On Monday, both the Chinese yuan and the Japanese yen surged, resulting in the U.S. dollar experiencing its most significant decline in two months.

Both China and Japan had recently expressed support for their respective currencies:

On September 11, a special meeting on the national foreign exchange market self-discipline mechanism was held in Beijing. The meeting emphasized that financial regulators are capable, confident, and prepared to maintain the basic stability of the yuan exchange rate. They are committed to intervening when necessary, firmly correcting any unilateral or cyclical behaviors, and decisively addressing any actions that disrupt market order. They are also determined to prevent risks of exchange rate over-adjustments.

On September 10, in his first independent media interview since taking office, the Governor of the Bank of Japan, Kazuo Ueda, mentioned that ending negative interest rates could be a viable option if the Bank of Japan is confident about sustained increases in prices and wages. Mizuho Bank suggested that Ueda's comments on wage growth and interest rates hint at the possibility of ending the negative interest rate policy as early as January.

The Bank of Japan's hawkish tilt pushed the yen past 146. Coupled with significant improvements in China's financial data for August and positive domestic economic policy expectations, institutions anticipate that China's economic data for August will also exceed expectations. This led to a sharp rally in the yuan on Monday. Both onshore and offshore yuan against the U.S. dollar rebounded by more than 650 points, reclaiming several key levels and ending one of the U.S. dollar's longest bullish trends in years.

Currently, the U.S. dollar is once again approaching a critical resistance level.

Although it retreated on Monday, some analysts believe that interest rate differentials between the U.S. and other countries will continue to exert upward pressure on the dollar and warn investors against shorting it.
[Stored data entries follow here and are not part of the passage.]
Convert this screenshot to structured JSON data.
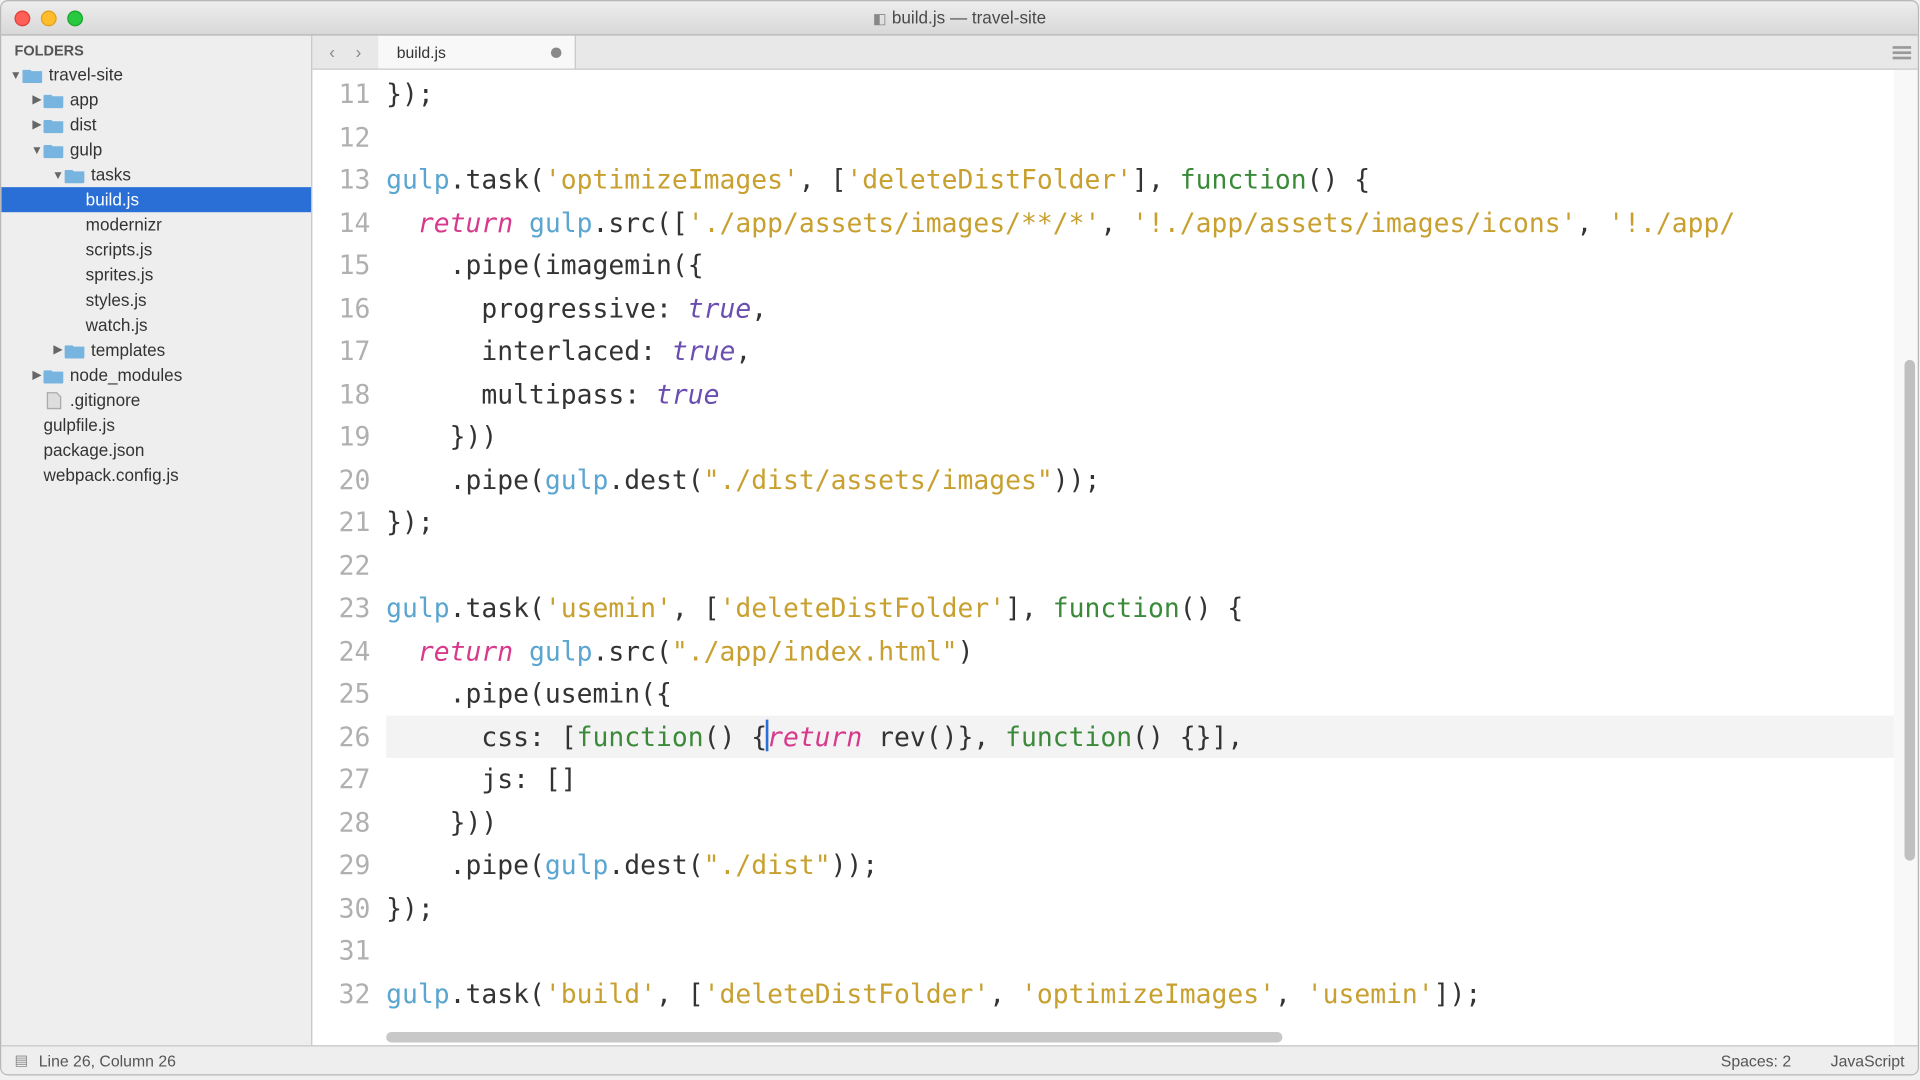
{
  "window": {
    "title": "build.js — travel-site"
  },
  "sidebar": {
    "header": "FOLDERS",
    "tree": {
      "root": "travel-site",
      "app": "app",
      "dist": "dist",
      "gulp": "gulp",
      "tasks": "tasks",
      "build": "build.js",
      "modernizr": "modernizr",
      "scripts": "scripts.js",
      "sprites": "sprites.js",
      "styles": "styles.js",
      "watch": "watch.js",
      "templates": "templates",
      "node_modules": "node_modules",
      "gitignore": ".gitignore",
      "gulpfile": "gulpfile.js",
      "package": "package.json",
      "webpack": "webpack.config.js"
    }
  },
  "tabs": {
    "active": "build.js"
  },
  "code": {
    "lines": {
      "11": "});",
      "12": "",
      "13a": "gulp",
      "13b": ".task(",
      "13c": "'optimizeImages'",
      "13d": ", [",
      "13e": "'deleteDistFolder'",
      "13f": "], ",
      "13g": "function",
      "13h": "() {",
      "14a": "  ",
      "14b": "return",
      "14c": " ",
      "14d": "gulp",
      "14e": ".src([",
      "14f": "'./app/assets/images/**/*'",
      "14g": ", ",
      "14h": "'!./app/assets/images/icons'",
      "14i": ", ",
      "14j": "'!./app/",
      "15a": "    .pipe(imagemin({",
      "16a": "      progressive: ",
      "16b": "true",
      "16c": ",",
      "17a": "      interlaced: ",
      "17b": "true",
      "17c": ",",
      "18a": "      multipass: ",
      "18b": "true",
      "19": "    }))",
      "20a": "    .pipe(",
      "20b": "gulp",
      "20c": ".dest(",
      "20d": "\"./dist/assets/images\"",
      "20e": "));",
      "21": "});",
      "22": "",
      "23a": "gulp",
      "23b": ".task(",
      "23c": "'usemin'",
      "23d": ", [",
      "23e": "'deleteDistFolder'",
      "23f": "], ",
      "23g": "function",
      "23h": "() {",
      "24a": "  ",
      "24b": "return",
      "24c": " ",
      "24d": "gulp",
      "24e": ".src(",
      "24f": "\"./app/index.html\"",
      "24g": ")",
      "25": "    .pipe(usemin({",
      "26a": "      css: [",
      "26b": "function",
      "26c": "() {",
      "26d": "return",
      "26e": " rev()}, ",
      "26f": "function",
      "26g": "() {}],",
      "27": "      js: []",
      "28": "    }))",
      "29a": "    .pipe(",
      "29b": "gulp",
      "29c": ".dest(",
      "29d": "\"./dist\"",
      "29e": "));",
      "30": "});",
      "31": "",
      "32a": "gulp",
      "32b": ".task(",
      "32c": "'build'",
      "32d": ", [",
      "32e": "'deleteDistFolder'",
      "32f": ", ",
      "32g": "'optimizeImages'",
      "32h": ", ",
      "32i": "'usemin'",
      "32j": "]);"
    },
    "line_numbers": [
      "11",
      "12",
      "13",
      "14",
      "15",
      "16",
      "17",
      "18",
      "19",
      "20",
      "21",
      "22",
      "23",
      "24",
      "25",
      "26",
      "27",
      "28",
      "29",
      "30",
      "31",
      "32"
    ]
  },
  "statusbar": {
    "position": "Line 26, Column 26",
    "spaces": "Spaces: 2",
    "syntax": "JavaScript"
  }
}
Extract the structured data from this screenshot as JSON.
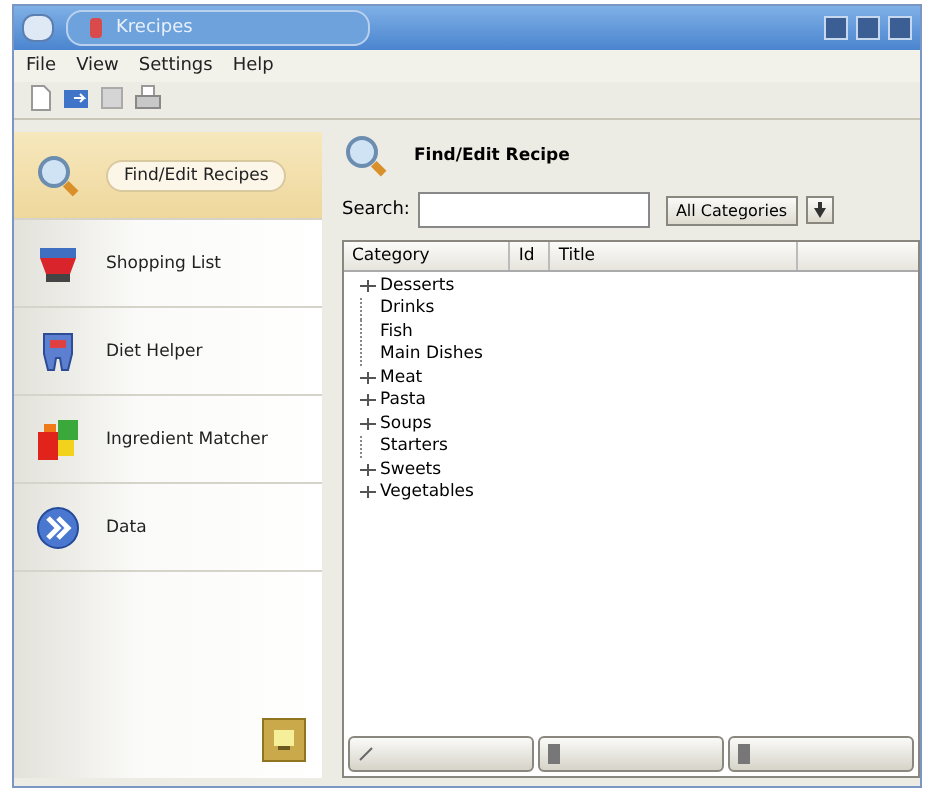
{
  "window": {
    "title": "Krecipes"
  },
  "menu": [
    "File",
    "View",
    "Settings",
    "Help"
  ],
  "sidebar": {
    "items": [
      {
        "label": "Find/Edit Recipes",
        "selected": true
      },
      {
        "label": "Shopping List",
        "selected": false
      },
      {
        "label": "Diet Helper",
        "selected": false
      },
      {
        "label": "Ingredient Matcher",
        "selected": false
      },
      {
        "label": "Data",
        "selected": false
      }
    ]
  },
  "panel": {
    "title": "Find/Edit Recipe",
    "search_label": "Search:",
    "category_button": "All Categories",
    "table": {
      "columns": [
        "Category",
        "Id",
        "Title"
      ],
      "rows": [
        {
          "label": "Desserts",
          "expandable": true
        },
        {
          "label": "Drinks",
          "expandable": false
        },
        {
          "label": "Fish",
          "expandable": false
        },
        {
          "label": "Main Dishes",
          "expandable": false
        },
        {
          "label": "Meat",
          "expandable": true
        },
        {
          "label": "Pasta",
          "expandable": true
        },
        {
          "label": "Soups",
          "expandable": true
        },
        {
          "label": "Starters",
          "expandable": false
        },
        {
          "label": "Sweets",
          "expandable": true
        },
        {
          "label": "Vegetables",
          "expandable": true
        }
      ]
    }
  }
}
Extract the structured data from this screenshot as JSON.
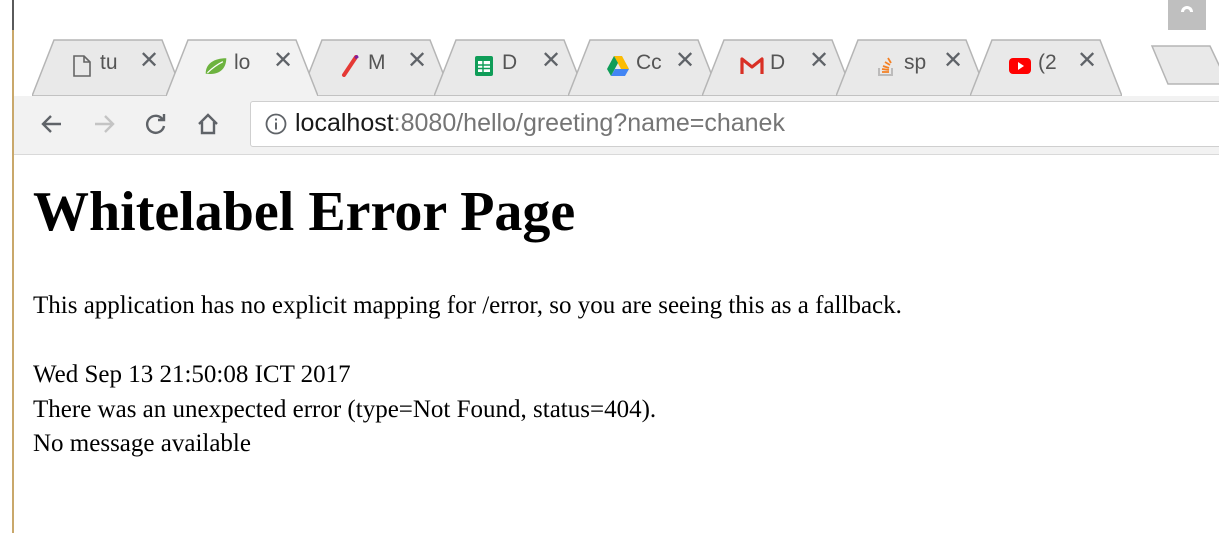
{
  "browser": {
    "tabs": [
      {
        "title": "tu",
        "icon": "page-icon"
      },
      {
        "title": "lo",
        "icon": "spring-leaf-icon",
        "active": true
      },
      {
        "title": "M",
        "icon": "pen-icon"
      },
      {
        "title": "D",
        "icon": "sheets-icon"
      },
      {
        "title": "Cc",
        "icon": "drive-icon"
      },
      {
        "title": "D",
        "icon": "gmail-icon"
      },
      {
        "title": "sp",
        "icon": "stackoverflow-icon"
      },
      {
        "title": "(2",
        "icon": "youtube-icon"
      }
    ],
    "close_glyph": "✕",
    "address": {
      "host": "localhost",
      "rest": ":8080/hello/greeting?name=chanek"
    }
  },
  "page": {
    "heading": "Whitelabel Error Page",
    "explanation": "This application has no explicit mapping for /error, so you are seeing this as a fallback.",
    "timestamp": "Wed Sep 13 21:50:08 ICT 2017",
    "error_line": "There was an unexpected error (type=Not Found, status=404).",
    "message": "No message available"
  },
  "colors": {
    "toolbar_bg": "#f2f2f2",
    "tab_inactive": "#e9e9e9",
    "tab_active": "#f2f2f2",
    "sheets_green": "#0f9d58",
    "gmail_red": "#d93025",
    "youtube_red": "#ff0000",
    "spring_green": "#6db33f"
  }
}
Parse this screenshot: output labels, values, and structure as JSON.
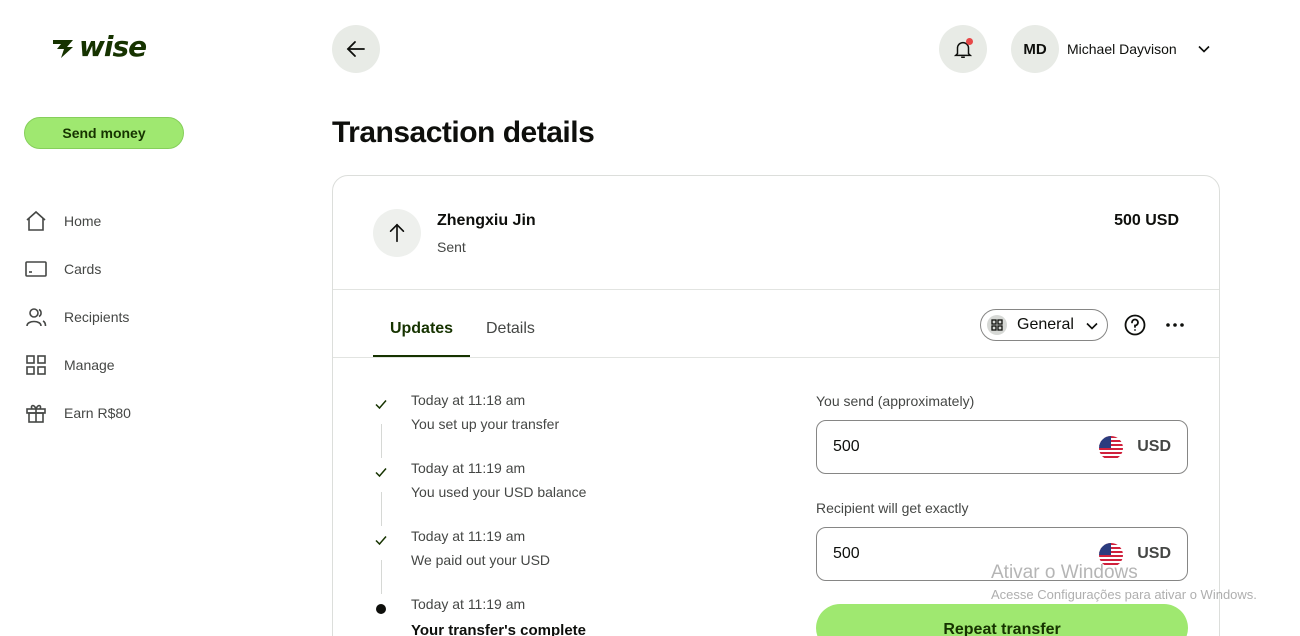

Win Thin, Global Head of Currency Strategy at Brown Brothers Harriman & Co. (BBH), noted that as long as monetary policy divergences persist, the dollar's trajectory will trend upwards. Calls for exchange rate adjustments and interventions might lead to temporary shifts, but they won't result in any trend changes.

In the past two months, market expectations that the Federal Reserve would maintain high interest rates to prevent a resurgence of inflation, combined with the U.S. economy performing better than initially anticipated, have propelled the dollar upwards.

Additionally, on Wednesday local time, the U.S. will release its August CPI data. If inflation rebounds more than expected, it might prompt the Federal Reserve to reconsider its policy direction, potentially reversing the short-term downtrend of the dollar index.

Even those who are medium-term bullish on the yen are advising caution.

UBS Global Wealth Management predicts that the current yen-to-dollar exchange rate will break through 146, reaching 142 by year-end. However, the firm suggests investors focus on the yen's appreciation against the euro or the British pound rather than the dollar. The rationale is that inflation data and the Federal Reserve's interest rate decision on September 20 might cause dollar fluctuations.

Nevertheless, the firm stances from both China and Japan had an immediate impact on Monday, with traders weighing what further measures the two countries might take to boost their exchange rates.